30.08.2021

Corona-Regeln für Hartz-IV nicht grenzenlos

Beschluss des Landessozialgerichts Niedersachsen-Bremen vom 22.09.2020 – L 11 AS 415/20 B ER

Corona-Regeln für Hartz-IV nicht grenzenlos

Beschluss des Landessozialgerichts Niedersachsen-Bremen vom 22.09.2020 – L 11 AS 415/20 B ER

Ein Beitrag aus »RdW Kurzreport« | © Mike Fouque - stock.adobe.com / RBV
Ein Beitrag aus »RdW Kurzreport« | © Mike Fouque - stock.adobe.com / RBV

Mit dem Sozialschutzpaket hat der Gesetzgeber die Weiterbewilligung von Hartz-IV-Leistungen in Corona-Zeiten vereinfacht, indem er eine abermalige Anspruchsprüfung bis zum Jahresende ausgesetzt hat. Dass diese neue Sonderregelung jedoch nicht grenzenlos gilt, hat das Landessozialgericht Niedersachsen-Bremen (LSG)1 nun erstmalig aufgezeigt.

Hintergrund

Zugrunde lag das Verfahren eines Mannes, der bereits seit 2013 Hartz-IV bezog. Er lebte mit seiner Frau in einem Haus, für das er einen sog. Mietkaufvertrag geschlossen hatte. Die monatlichen Zahlungen aus diesem Vertrag wurden durch das Jobcenter bisher als Miete berücksichtigt, obwohl sie Kaufpreisraten für das Haus darstellten. Nachdem das Jobcenter Klarheit über die genaue Art der Unterkunftskosten erhalten hatte, verweigerte es die Weiterbewilligung.

Demgegenüber verlangte der Mann weitere Leistungen und berief sich darauf, dass Grundsicherungsleistungen aufgrund der Corona-Pandemie von Amts wegen unter Annahme unveränderter Verhältnisse für zwölf Monate weiter zu bewilligen seien.


Fehlerhafter Bescheid

Das LSG lehnte dies ab. Es hat zunächst festgestellt, dass die ursprüngliche Leistungsbewilligung fehlerhaft war. Denn vom Jobcenter sei grundsätzlich nur die Miete zu übernehmen. Im vorliegenden Fall dienten die Raten jedoch der Abzahlung des Kaufpreises. Damit würden sie zu einer Vermögensbildung führen, die vom Jobcenter nicht übernommen werden dürfe.

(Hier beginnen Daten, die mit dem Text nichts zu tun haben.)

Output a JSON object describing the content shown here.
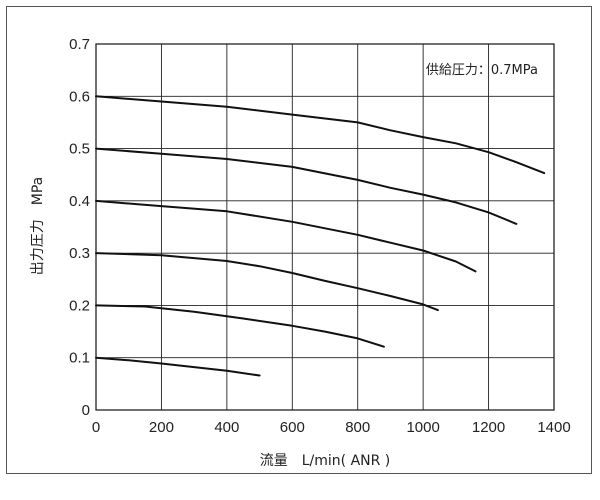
{
  "chart_data": {
    "type": "line",
    "xlabel": "流量　L/min( ANR )",
    "ylabel": "出力圧力　MPa",
    "annotation": "供給圧力：0.7MPa",
    "xlim": [
      0,
      1400
    ],
    "ylim": [
      0,
      0.7
    ],
    "x_ticks": [
      "0",
      "200",
      "400",
      "600",
      "800",
      "1000",
      "1200",
      "1400"
    ],
    "y_ticks": [
      "0",
      "0.1",
      "0.2",
      "0.3",
      "0.4",
      "0.5",
      "0.6",
      "0.7"
    ],
    "grid": true,
    "legend": "none",
    "line_color": "#111111",
    "series": [
      {
        "points": [
          [
            0,
            0.1
          ],
          [
            100,
            0.095
          ],
          [
            200,
            0.089
          ],
          [
            300,
            0.082
          ],
          [
            400,
            0.075
          ],
          [
            500,
            0.066
          ]
        ]
      },
      {
        "points": [
          [
            0,
            0.2
          ],
          [
            150,
            0.198
          ],
          [
            300,
            0.188
          ],
          [
            450,
            0.175
          ],
          [
            600,
            0.161
          ],
          [
            700,
            0.15
          ],
          [
            800,
            0.137
          ],
          [
            880,
            0.121
          ]
        ]
      },
      {
        "points": [
          [
            0,
            0.3
          ],
          [
            200,
            0.296
          ],
          [
            400,
            0.285
          ],
          [
            500,
            0.275
          ],
          [
            600,
            0.262
          ],
          [
            700,
            0.247
          ],
          [
            800,
            0.233
          ],
          [
            900,
            0.218
          ],
          [
            1000,
            0.202
          ],
          [
            1045,
            0.191
          ]
        ]
      },
      {
        "points": [
          [
            0,
            0.4
          ],
          [
            200,
            0.39
          ],
          [
            400,
            0.38
          ],
          [
            600,
            0.36
          ],
          [
            800,
            0.335
          ],
          [
            900,
            0.32
          ],
          [
            1000,
            0.305
          ],
          [
            1100,
            0.284
          ],
          [
            1160,
            0.265
          ]
        ]
      },
      {
        "points": [
          [
            0,
            0.5
          ],
          [
            200,
            0.49
          ],
          [
            400,
            0.48
          ],
          [
            600,
            0.465
          ],
          [
            800,
            0.44
          ],
          [
            900,
            0.425
          ],
          [
            1000,
            0.412
          ],
          [
            1100,
            0.397
          ],
          [
            1200,
            0.378
          ],
          [
            1285,
            0.356
          ]
        ]
      },
      {
        "points": [
          [
            0,
            0.6
          ],
          [
            200,
            0.59
          ],
          [
            400,
            0.58
          ],
          [
            600,
            0.565
          ],
          [
            800,
            0.55
          ],
          [
            900,
            0.535
          ],
          [
            1000,
            0.522
          ],
          [
            1100,
            0.51
          ],
          [
            1200,
            0.493
          ],
          [
            1280,
            0.475
          ],
          [
            1370,
            0.453
          ]
        ]
      }
    ]
  }
}
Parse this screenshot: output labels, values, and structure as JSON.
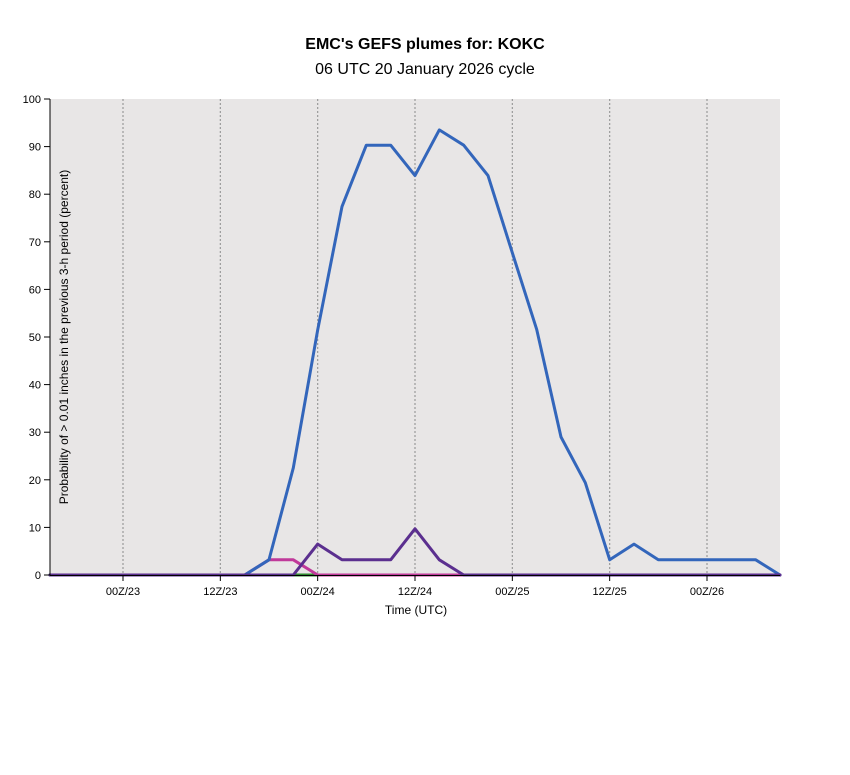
{
  "chart_data": {
    "type": "line",
    "title": "EMC's GEFS plumes for: KOKC",
    "subtitle": "06 UTC 20 January 2026 cycle",
    "xlabel": "Time (UTC)",
    "ylabel": "Probability of > 0.01 inches in the previous 3-h period (percent)",
    "ylim": [
      0,
      100
    ],
    "yticks": [
      0,
      10,
      20,
      30,
      40,
      50,
      60,
      70,
      80,
      90,
      100
    ],
    "xlim": [
      -9,
      81
    ],
    "xtick_positions": [
      0,
      12,
      24,
      36,
      48,
      60,
      72
    ],
    "xtick_labels": [
      "00Z/23",
      "12Z/23",
      "00Z/24",
      "12Z/24",
      "00Z/25",
      "12Z/25",
      "00Z/26"
    ],
    "grid": "x-dotted",
    "background": "#e8e6e6",
    "x": [
      -9,
      -6,
      -3,
      0,
      3,
      6,
      9,
      12,
      15,
      18,
      21,
      24,
      27,
      30,
      33,
      36,
      39,
      42,
      45,
      48,
      51,
      54,
      57,
      60,
      63,
      66,
      69,
      72,
      75,
      78,
      81
    ],
    "series": [
      {
        "color": "#2f8a2f",
        "values": [
          0,
          0,
          0,
          0,
          0,
          0,
          0,
          0,
          0,
          0,
          0,
          0,
          0,
          0,
          0,
          0,
          0,
          0,
          0,
          0,
          0,
          0,
          0,
          0,
          0,
          0,
          0,
          0,
          0,
          0,
          0
        ]
      },
      {
        "color": "#c0399a",
        "values": [
          0,
          0,
          0,
          0,
          0,
          0,
          0,
          0,
          0,
          3.2,
          3.2,
          0,
          0,
          0,
          0,
          0,
          0,
          0,
          0,
          0,
          0,
          0,
          0,
          0,
          0,
          0,
          0,
          0,
          0,
          0,
          0
        ]
      },
      {
        "color": "#3366bb",
        "values": [
          0,
          0,
          0,
          0,
          0,
          0,
          0,
          0,
          0,
          3.2,
          22.5,
          51.5,
          77.4,
          90.3,
          90.3,
          83.9,
          93.5,
          90.3,
          83.9,
          67.7,
          51.6,
          29,
          19.4,
          3.2,
          6.5,
          3.2,
          3.2,
          3.2,
          3.2,
          3.2,
          0
        ]
      },
      {
        "color": "#5b2f8f",
        "values": [
          0,
          0,
          0,
          0,
          0,
          0,
          0,
          0,
          0,
          0,
          0,
          6.5,
          3.2,
          3.2,
          3.2,
          9.7,
          3.2,
          0,
          0,
          0,
          0,
          0,
          0,
          0,
          0,
          0,
          0,
          0,
          0,
          0,
          0
        ]
      }
    ]
  }
}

Es bestehe auch kein Anspruch auf Fortbewilligung der Leistungen aufgrund der Sonderregelungen des Sozialschutzpakets. Mit der neuen Vorschrift des § 67 Abs. 5 S. 3 SGB II erfolge zwar die Weiterbewilligung von Grundsicherungsleistungen bei bereits seit Längerem im Bezug stehenden Betroffenen unter der Annahme unveränderter Verhältnisse ohne Überprüfung des weiteren Vorliegens der Anspruchsvoraussetzungen. Diese Vorschrift dürfe jedoch nicht dazu führen, dass ein Jobcenter »sehenden Auges« Leistungen zu Unrecht gewähre.

 

1 Beschluss des Landessozialgerichts Niedersachsen-Bremen vom 22.09.2020 – L 11 AS 415/20 B ER

Besprochen in RdW 2020, Heft 23/24, Randnummer 426.